Adventure takes on many forms. It could be jungle escapes, ziplining or maybe sailing ocean waves. Ellen (Nellie) Cashman’s life was an adventure into gold rushes, establishing businesses, and grubstaking prospectors.

Her work included philanthropy, especially where miners were concerned. A single woman, she earned the respect of stampeders and adoration from the causes she supported.

Cashman took a circuitous route to Canada. When a teenager, Cashman (born circa 1845) immigrated to Boston in about 1860 with her sister and widowed mother. The women were part of a Catholic Irish migration wave searching for a better life.

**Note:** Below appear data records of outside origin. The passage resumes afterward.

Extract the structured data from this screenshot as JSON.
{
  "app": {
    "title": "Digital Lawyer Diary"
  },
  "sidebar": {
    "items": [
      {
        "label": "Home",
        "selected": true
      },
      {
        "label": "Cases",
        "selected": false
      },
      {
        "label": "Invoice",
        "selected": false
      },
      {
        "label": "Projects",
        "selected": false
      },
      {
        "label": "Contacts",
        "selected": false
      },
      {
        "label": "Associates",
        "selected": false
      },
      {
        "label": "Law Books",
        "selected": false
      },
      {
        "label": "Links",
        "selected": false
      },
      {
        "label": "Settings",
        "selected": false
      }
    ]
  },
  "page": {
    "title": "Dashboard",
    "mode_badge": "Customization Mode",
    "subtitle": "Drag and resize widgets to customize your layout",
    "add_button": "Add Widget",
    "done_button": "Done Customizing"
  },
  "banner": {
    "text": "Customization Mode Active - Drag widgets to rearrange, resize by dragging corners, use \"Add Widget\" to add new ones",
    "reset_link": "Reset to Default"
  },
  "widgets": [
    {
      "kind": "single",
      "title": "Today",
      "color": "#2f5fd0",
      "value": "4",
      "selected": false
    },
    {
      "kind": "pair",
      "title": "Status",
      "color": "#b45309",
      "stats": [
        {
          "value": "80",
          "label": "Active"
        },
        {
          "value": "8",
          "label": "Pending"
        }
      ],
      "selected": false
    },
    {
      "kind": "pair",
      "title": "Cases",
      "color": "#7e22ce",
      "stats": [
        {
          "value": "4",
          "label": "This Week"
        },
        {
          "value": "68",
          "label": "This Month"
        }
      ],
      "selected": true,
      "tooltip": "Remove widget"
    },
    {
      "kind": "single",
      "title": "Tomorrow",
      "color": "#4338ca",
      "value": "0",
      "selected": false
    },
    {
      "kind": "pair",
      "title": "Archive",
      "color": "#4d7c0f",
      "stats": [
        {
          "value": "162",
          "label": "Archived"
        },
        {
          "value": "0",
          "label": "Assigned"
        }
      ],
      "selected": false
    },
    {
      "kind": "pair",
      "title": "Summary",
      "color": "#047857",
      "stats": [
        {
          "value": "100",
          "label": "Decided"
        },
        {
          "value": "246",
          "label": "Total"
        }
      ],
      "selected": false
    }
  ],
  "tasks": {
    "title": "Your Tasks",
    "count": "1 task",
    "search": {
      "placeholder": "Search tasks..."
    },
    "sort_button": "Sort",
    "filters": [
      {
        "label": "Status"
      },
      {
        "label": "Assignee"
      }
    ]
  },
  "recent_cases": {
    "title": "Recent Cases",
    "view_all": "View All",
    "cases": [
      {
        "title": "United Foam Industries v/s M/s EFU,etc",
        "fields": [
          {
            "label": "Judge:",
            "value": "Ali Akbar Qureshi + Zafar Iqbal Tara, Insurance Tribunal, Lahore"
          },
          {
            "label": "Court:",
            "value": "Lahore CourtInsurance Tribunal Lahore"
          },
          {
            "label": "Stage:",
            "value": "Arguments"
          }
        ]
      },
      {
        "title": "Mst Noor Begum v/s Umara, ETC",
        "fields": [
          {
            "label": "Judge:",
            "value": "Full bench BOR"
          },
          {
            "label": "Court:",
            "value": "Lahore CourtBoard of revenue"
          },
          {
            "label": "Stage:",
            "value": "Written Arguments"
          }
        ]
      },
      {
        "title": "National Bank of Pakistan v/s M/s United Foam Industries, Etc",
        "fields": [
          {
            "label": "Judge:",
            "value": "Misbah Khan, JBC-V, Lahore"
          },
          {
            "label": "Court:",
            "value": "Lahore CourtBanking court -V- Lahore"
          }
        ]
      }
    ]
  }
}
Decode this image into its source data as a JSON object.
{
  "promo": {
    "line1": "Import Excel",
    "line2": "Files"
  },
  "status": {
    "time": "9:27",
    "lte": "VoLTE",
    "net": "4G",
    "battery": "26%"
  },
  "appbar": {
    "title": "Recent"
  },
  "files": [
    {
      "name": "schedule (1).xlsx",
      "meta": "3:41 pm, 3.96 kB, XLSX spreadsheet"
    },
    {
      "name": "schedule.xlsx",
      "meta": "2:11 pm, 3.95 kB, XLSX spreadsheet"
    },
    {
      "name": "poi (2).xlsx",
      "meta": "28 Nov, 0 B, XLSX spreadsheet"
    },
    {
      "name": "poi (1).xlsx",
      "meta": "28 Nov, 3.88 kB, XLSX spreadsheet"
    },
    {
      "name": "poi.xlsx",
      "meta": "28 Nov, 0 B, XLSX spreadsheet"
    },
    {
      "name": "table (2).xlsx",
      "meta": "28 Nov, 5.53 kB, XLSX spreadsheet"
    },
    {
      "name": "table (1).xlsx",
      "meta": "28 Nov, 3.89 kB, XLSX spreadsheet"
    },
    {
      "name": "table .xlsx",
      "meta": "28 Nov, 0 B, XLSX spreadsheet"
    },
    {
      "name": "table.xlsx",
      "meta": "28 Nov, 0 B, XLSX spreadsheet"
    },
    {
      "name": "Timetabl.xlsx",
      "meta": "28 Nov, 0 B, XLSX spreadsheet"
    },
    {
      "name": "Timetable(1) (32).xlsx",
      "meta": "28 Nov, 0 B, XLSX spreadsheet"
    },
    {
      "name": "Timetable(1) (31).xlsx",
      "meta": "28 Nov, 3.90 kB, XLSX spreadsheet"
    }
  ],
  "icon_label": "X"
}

Living in San Francisco by 1869, they heard about potential riches in silver mining and set out for Nevada. The Cashmans were practical, though. Mining was risky, but opening a business to support prospectors was a sure bet.

“In 1872 the Cashman women opened the Miner’s Boarding House in Pioche (Nevada), a venture that marked the beginning of Nellie’s lifelong pattern of operating a small business to support her mining ventures,” Charlene Porsild said in Dictionary of Canadian Biography, Vol. 15, 2005.